In parallel, the Product Manager coordinated with the customer’s account team to formalize a commercial engagement that allowed us to build and validate an initial MVP. While the commercial details were handled outside design, this context shaped how we approached the work: we needed to move quickly, demonstrate credibility at enterprise scale, and ensure the solution was not narrowly tailored to a single customer’s needs.

As part of this collaboration, I regularly represented design in leadership-level conversations with the design partner—asking targeted questions, validating assumptions, and using real-world scenarios to refine how account planning and relationship mapping needed to function in practice. These discussions helped ensure the experience reflected enterprise reality rather than theoretical workflows.

As the work moved toward formal execution, I expanded the team intentionally and briefly, bringing in two additional product designers to accelerate exploration. Their focus was to extend early concepts, explore alternative approaches, and move the work rapidly from low-fidelity thinking into high-fidelity concepts for review with the design partner and a small set of other enterprise customers. During this phase, I remained hands-on—contributing to early designs, guiding structure and hierarchy, and ensuring alignment with the broader platform direction.

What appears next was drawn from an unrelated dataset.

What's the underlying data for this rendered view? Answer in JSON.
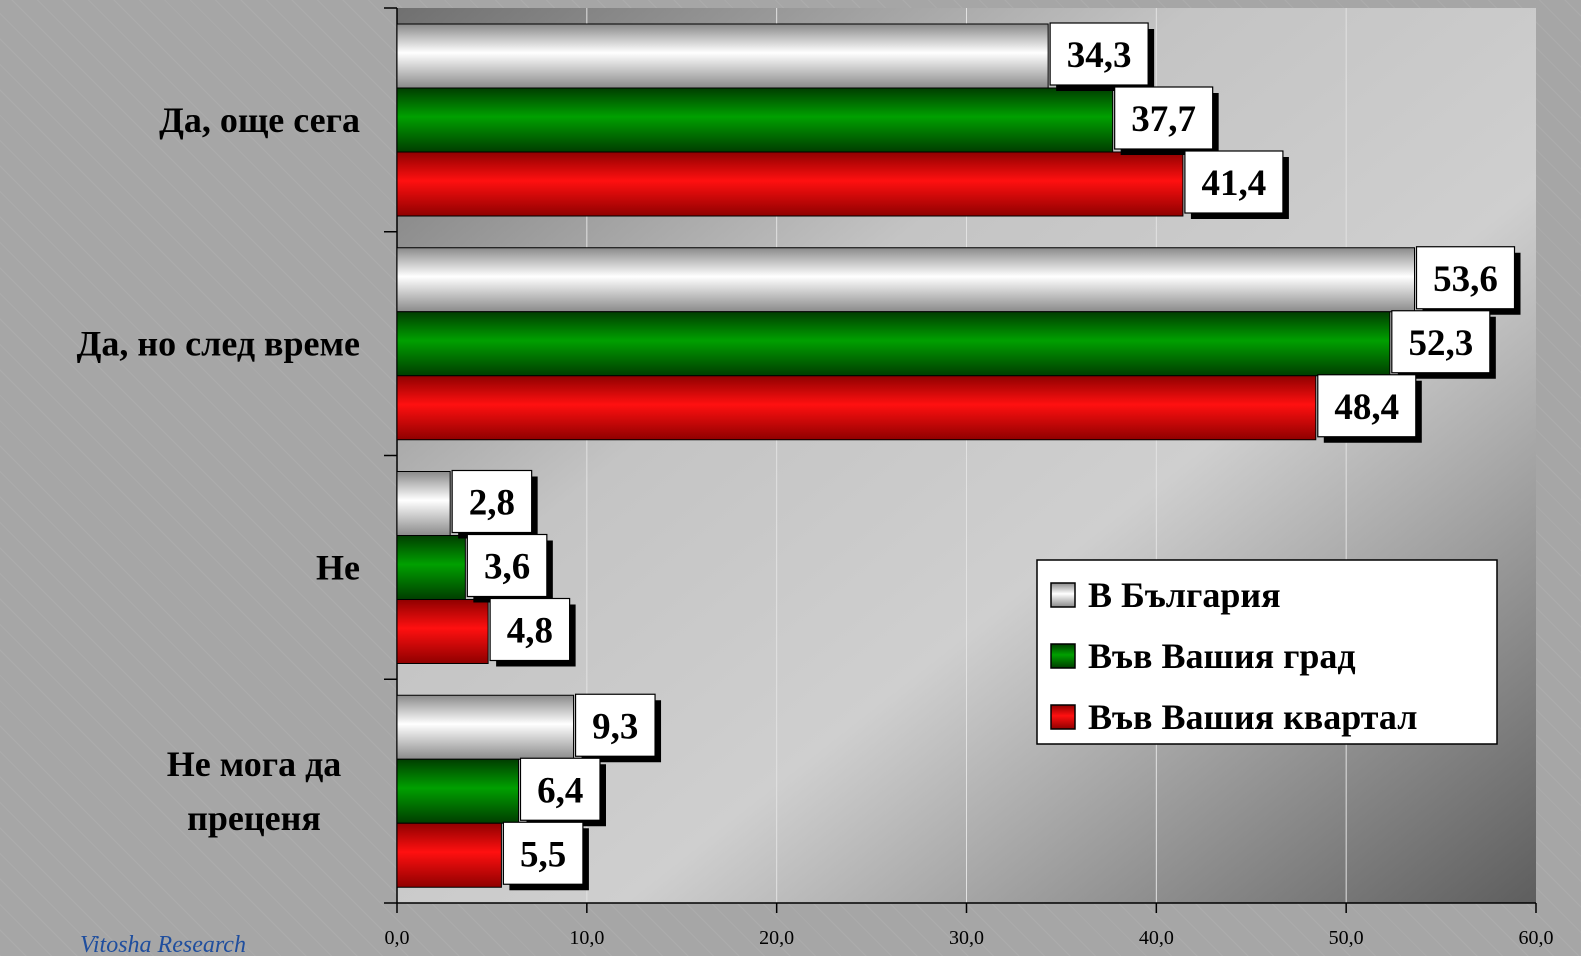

Once the contract was executed and the core direction validated, I transitioned the work into a more durable delivery model. I assigned a single product designer to own the day-to-day design execution, with me operating as a player-coach throughout the remainder of the project.

In this phase:

  • The designer owned detailed design production and iteration
  • I remained deeply engaged through critique, regular feedback, and frequent pair-design sessions
  • I focused on experience integrity, interaction quality, and system-level decisions rather than direct pixel execution

While I did not contribute designs directly in Figma during this stage, I stayed close to the work—pressure-testing decisions, resolving trade-offs, and ensuring the solution continued to serve enterprise needs while remaining extensible over time.

This operating model persisted through launch. It allowed us to move quickly early, then shift toward sustainable execution without creating dependency or bottlenecks. Most importantly, it ensured the work benefited from senior judgment at critical moments while enabling a product designer to fully own and grow with a complex, high-stakes product area.